OIT Help Desk

Fighting Malware

Protecting your computer from Spyware, Adware and Viruses

Malware (short for malicious software) is a term coined to describe programs which are ultimately detrimental to the computing experience. Viruses are the most visible and publicized malware but there are other types, specifically adware and spyware, which are less obviously a threat but perhaps even more of a nuisance. This page will describe the various types of malware and what steps should be taken to remove them or, if possible, prevent their installation.

Viruses and Worms

A virus is a computer program designed to install itself on a computer without the user’s knowledge and then perform some task. Most commonly viruses will try to infect other machines, open up the infected machine to outside access or cause damage to files. A worm typically is installed when a user launches an infected e-mail attachment. The worm then uses the mail system (and address books) of the infected computer to send infected e-mails to other users.

This type of malware is very high-profile with several companies such as Network Associates (McAfee) and Symantec (Norton) actively working to combat it. Using a virus-scan product and keeping current with Windows Updates are the best methods available to prevent infections. Users should also be wary of unexpected e-mail attachments, even if they come from someone they know.

More information on viruses and methods of prevention can be found at the OIT Virus and Security Alerts website.

Adware and Spyware

Adware is software which is free to the user or available at a reduced cost because it displays advertisements either in the software window itself or in separate pop-up windows. By itself adware is merely irritating as the user must contend with unwanted pop-up windows while running the ad-supported software.

Spyware is any software which utilizes the bandwidth of the machine on which it is installed to communicate with the parent company. Statistics about one’s browsing habits, installed software and other information are collected by these companies and then either sold as market research or used by the company itself to target ads at the user.

Together (often a program works as both adware and spyware) they represent a serious invasion of the user’s privacy and could use up considerable bandwidth and processor resources communicating with the developer and downloading ad content.

It is often difficult to identify this software without a thorough reading of the end user license agreement. Companies which distribute this software use many tricks to entice users to install their programs. Two common channels by which malware is installed are pop-ups which look like a security warning and opt-out installers. Users should familiarize themselves with these methods and use discretion when agreeing to anything on the web.
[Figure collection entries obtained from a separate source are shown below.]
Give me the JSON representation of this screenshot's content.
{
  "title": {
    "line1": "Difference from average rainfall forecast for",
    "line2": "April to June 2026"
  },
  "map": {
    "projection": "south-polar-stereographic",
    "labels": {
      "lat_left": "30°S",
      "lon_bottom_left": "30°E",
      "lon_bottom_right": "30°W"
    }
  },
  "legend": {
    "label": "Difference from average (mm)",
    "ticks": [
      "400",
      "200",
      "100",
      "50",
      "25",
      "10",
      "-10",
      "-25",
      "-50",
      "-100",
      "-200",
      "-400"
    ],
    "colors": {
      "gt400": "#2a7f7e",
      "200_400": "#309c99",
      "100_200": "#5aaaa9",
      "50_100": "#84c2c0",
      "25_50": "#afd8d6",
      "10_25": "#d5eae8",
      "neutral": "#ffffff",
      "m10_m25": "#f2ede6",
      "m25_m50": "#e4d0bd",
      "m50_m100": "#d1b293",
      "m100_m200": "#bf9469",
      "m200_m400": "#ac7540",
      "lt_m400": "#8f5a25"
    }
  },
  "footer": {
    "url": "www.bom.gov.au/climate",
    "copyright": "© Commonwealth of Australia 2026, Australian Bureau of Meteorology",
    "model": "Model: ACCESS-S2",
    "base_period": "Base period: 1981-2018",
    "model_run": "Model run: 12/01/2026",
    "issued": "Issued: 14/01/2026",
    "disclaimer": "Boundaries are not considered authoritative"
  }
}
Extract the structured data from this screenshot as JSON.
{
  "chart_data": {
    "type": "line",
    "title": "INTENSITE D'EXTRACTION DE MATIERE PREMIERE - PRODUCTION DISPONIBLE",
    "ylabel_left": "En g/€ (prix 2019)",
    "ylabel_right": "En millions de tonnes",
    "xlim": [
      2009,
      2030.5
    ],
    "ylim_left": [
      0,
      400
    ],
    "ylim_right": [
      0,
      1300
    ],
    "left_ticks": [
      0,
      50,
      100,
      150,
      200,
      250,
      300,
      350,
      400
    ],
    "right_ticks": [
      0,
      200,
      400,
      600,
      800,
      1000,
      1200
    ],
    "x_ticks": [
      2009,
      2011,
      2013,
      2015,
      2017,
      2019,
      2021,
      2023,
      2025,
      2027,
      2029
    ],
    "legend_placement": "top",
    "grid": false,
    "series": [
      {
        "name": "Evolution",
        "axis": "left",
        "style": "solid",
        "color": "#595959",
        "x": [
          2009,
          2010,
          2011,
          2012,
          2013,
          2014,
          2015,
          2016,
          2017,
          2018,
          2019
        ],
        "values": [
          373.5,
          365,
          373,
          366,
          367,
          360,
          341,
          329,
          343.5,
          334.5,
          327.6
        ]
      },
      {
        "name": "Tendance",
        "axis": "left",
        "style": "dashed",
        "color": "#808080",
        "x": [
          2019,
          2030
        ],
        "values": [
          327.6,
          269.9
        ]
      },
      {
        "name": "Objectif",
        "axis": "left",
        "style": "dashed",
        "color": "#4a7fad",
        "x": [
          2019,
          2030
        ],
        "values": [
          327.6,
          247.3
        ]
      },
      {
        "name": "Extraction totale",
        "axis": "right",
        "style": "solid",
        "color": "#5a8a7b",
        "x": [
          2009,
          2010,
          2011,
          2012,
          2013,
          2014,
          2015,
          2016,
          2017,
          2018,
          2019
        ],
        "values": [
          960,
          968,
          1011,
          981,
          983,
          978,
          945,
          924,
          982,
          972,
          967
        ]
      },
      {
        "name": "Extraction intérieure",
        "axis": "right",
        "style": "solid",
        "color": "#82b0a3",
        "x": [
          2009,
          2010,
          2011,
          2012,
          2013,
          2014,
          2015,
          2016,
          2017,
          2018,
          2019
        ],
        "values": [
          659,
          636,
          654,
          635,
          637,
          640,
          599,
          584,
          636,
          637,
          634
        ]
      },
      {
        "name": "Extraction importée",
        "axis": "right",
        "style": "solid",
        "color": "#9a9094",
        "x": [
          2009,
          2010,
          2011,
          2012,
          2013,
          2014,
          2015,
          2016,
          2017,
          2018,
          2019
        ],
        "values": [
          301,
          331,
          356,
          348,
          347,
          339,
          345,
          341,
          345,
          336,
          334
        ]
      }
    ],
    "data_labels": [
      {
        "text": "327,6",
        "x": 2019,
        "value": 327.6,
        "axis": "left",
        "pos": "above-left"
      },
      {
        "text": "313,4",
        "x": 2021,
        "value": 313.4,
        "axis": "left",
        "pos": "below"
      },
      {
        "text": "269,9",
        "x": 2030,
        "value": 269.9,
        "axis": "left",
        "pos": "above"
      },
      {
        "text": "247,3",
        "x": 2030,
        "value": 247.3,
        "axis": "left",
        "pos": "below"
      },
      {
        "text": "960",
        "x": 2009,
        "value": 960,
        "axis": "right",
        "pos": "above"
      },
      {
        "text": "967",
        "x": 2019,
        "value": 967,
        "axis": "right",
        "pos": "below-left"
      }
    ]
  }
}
Spoofed Security Warnings – Some malware installation requests are designed to look like a typical security request from the browser. The tendency is for people to accept anything that pops up which they feel is restricting them from viewing a particular page. When a user clicks yes, thinking they are accepting a security certificate, they actually are giving permission to install whatever software the distributor wishes to push to their computer. To prevent these installations one only has to read carefully any requests that pop-up while browsing and make sure they are indeed required. If you are unsure, answer no and then if you have problems with that particular web page, go back and answer yes when the request appears.

Opt-out Installers – Some web-sites which require a user registration include opt-out installers for various pieces of adware and spyware. An opt-out installer is one such that if you do not explicitly decline whatever software they are offering, it will be installed by default once you complete your registration for the site. The tools to decline the installation are often deliberately inconspicuous and typically the installation happens without the user’s knowledge. Opt-out installers are also seen quite often in the installation packages for “free” software such as screen-savers, download managers, games, shopping assistants and web accelerators.

Prevention/Removal

Users are not often aware that their machine is host to malware until it begins to affect performance. Excessive pop-ups or slow network access may be the only indication that the computer has been “infected”.

As the old saw goes, an ounce of prevention is worth a pound of cure. Users should take the following steps to be sure their machines are as secure as possible:
• Keep Windows up to date – Use the Windows Update feature of your operating system to be sure you have all of the most recent security and functionality updates.
• Keep anti-virus software current – Users should be running an anti-virus package such as McAfee VirusScan which continually scans the computer for viruses and other threats. It is vital that the virus information be kept up to date; otherwise its effectiveness will be greatly diminished.
• Install and configure a firewall – Install a personal firewall product such as ZoneAlarm or enable Internet Connection Firewall under Windows XP to monitor and block internet traffic.

For the removal of spyware, OIT recommends and uses a program called SpyBot Search and Destroy. Freely available from http://security.kolla.de, users may install and run this software which scans their machine for known spyware, adware and tracking information. It works similarly to a virus scanner and will recognize and eliminate the vast majority of spyware programs.

Other Resources

New malware threats appear almost daily so it is important that users take the time to become familiar with the information and tools which are available to combat the problem. Below is a list of links to many resources related to the problem of malware.

http://malwarebytes.org
At this site, you can obtain a free version of a malware removal tool.

http://www.nai.com
The official website for McAfee VirusScan carries alerts about current threats, a virus information library and many other tools and articles which will assist one in fighting viruses.

Please see the Common Malware Programs page for a partial list of software which is known to include spyware elements. A comprehensive list would not be possible to produce as new spyware is produced almost daily. Users should view this list as a warning of the prevalence of this problem and take steps to keep their machines free from this latest threat to privacy and productivity.